Third, platformization: much public argument has migrated to digital platforms that amplify performance and speed while thinning accountability and context. When the loudest are most visible online, physical spaces can seem either too tame or, when they erupt, too shocking.

Finally, polarization: shared facts feel contested, and so do shared places. When banners about complicity in genocide appear on balconies, or when leaflets rain down on a quiet study floor, some experience this as a rupture. Others experience it as the moment the space truly becomes public—because collective matters are brought into view. How should a university, or, in particular, the library, deal with these opposing views? Are they mutually exclusive? Is it possible to host them both, and if so, how?

These and many other questions are up for debate in this programme. Why here? Why in the library?

A library is a (semi)public space: open, but with specific norms; welcoming, but curated. Moreover, its design—acoustics, furniture, sightlines, openness of the hall, the way the staircases frame visibility—does not merely decorate learning; it distributes power. Who can be seen? Who can be heard? How easy is it to gather, to pause, to display a sign, to sit together or to isolate? Designers call these “affordances”: what a space invites or discourages before anyone writes a rule.

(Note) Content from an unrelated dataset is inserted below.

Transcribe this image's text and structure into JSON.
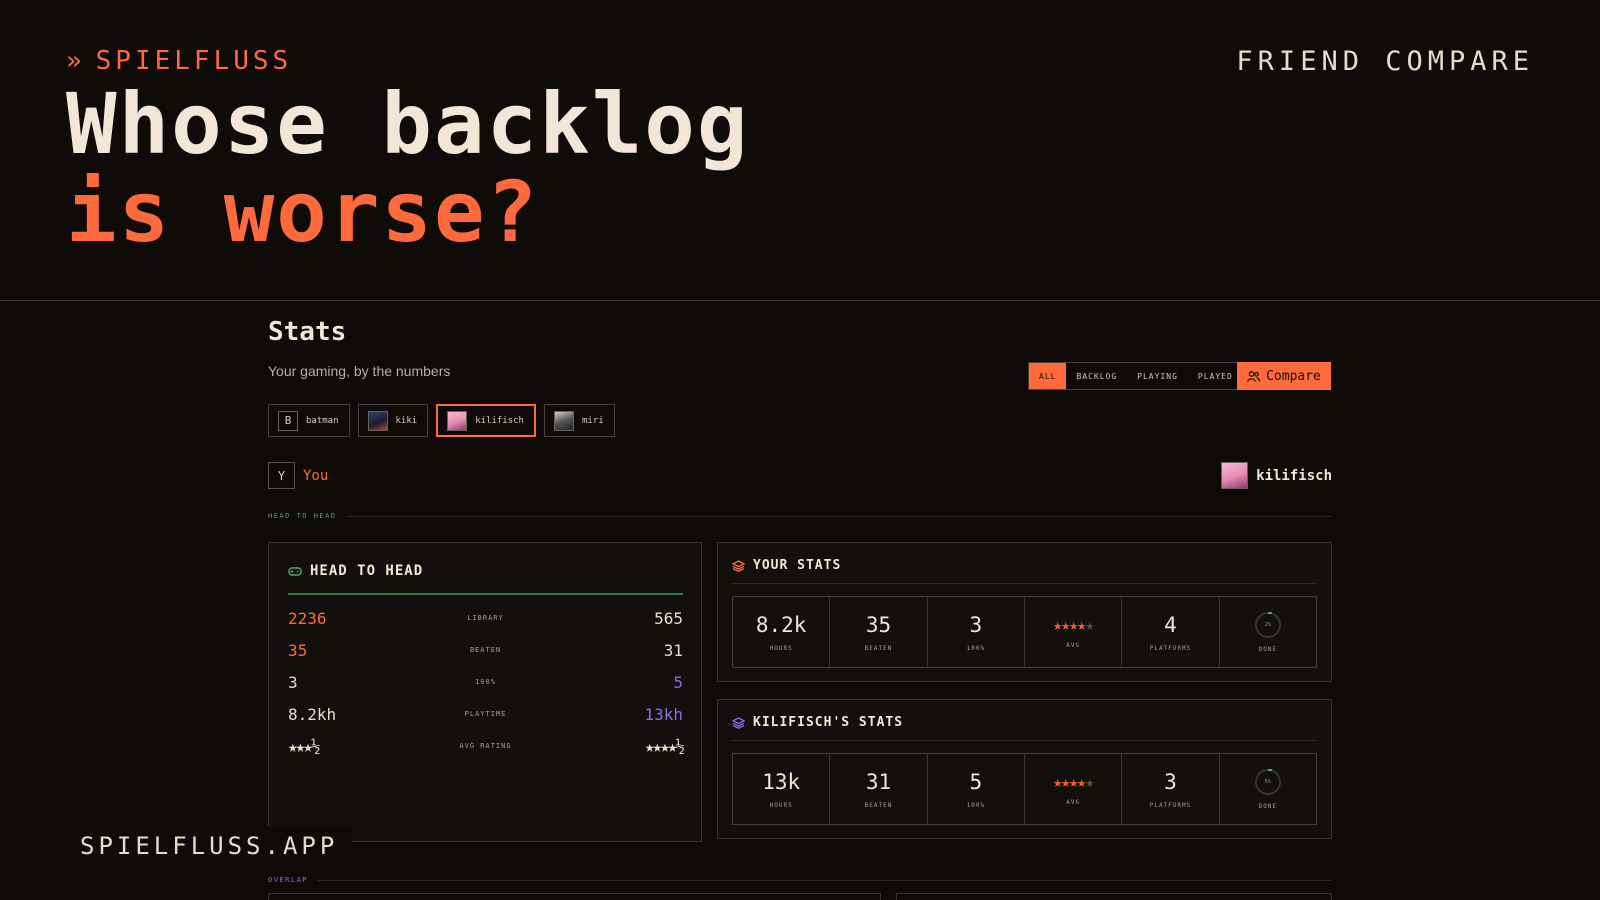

On a campus, these affordances accumulate: the stairs that invite assembly, the lawns that invite lingering, the doors that invite entry—or don’t. We feel publicness not only because rules permit it, but because space makes it plausible. In that sense, the campus is always designed for something.

For what?

Perhaps the first answer that comes to mind is a simple one: the campus is designed for learning. Nonetheless we can, and I think we should, complicate this simple answer.

An education in a democracy is not only the transfer of knowledge; it is also an apprenticeship in citizenship. That apprenticeship requires places to try things out, to fail without being criminalized, to be visible without being humiliated, and to be challenged without being silenced. We need quiet to think, but we also need to test whether our thinking matters beyond ourselves. Maybe, therefore, disruption is as important part of university life, as is concentration.

So what does “reclaiming public space” mean in this context? It can mean occupying or interrupting. But it also can mean re-opening a path (an affordance) that has been quietly narrowed. It can mean designing for difference—so that protest does not have to be a breakdown of space, but an intensified use of it. It can mean acknowledging that dissent is not an external threat to the university’s mission but one of its internal methods; a way the res publica re-enters the room.

We will begin by hearing from two people who each hold a different piece of this puzzle. We will hear from Tom Twigt about activism as a way of reclaiming public space, and from Irene Haslinger about the library as an open yet regulated space. After their inputs, we’ll open the floor to your questions and ideas.

After that, we will introduce a third perspective into this conversation, as Laurens Kolks will tell us about design as a practice of public engagement.”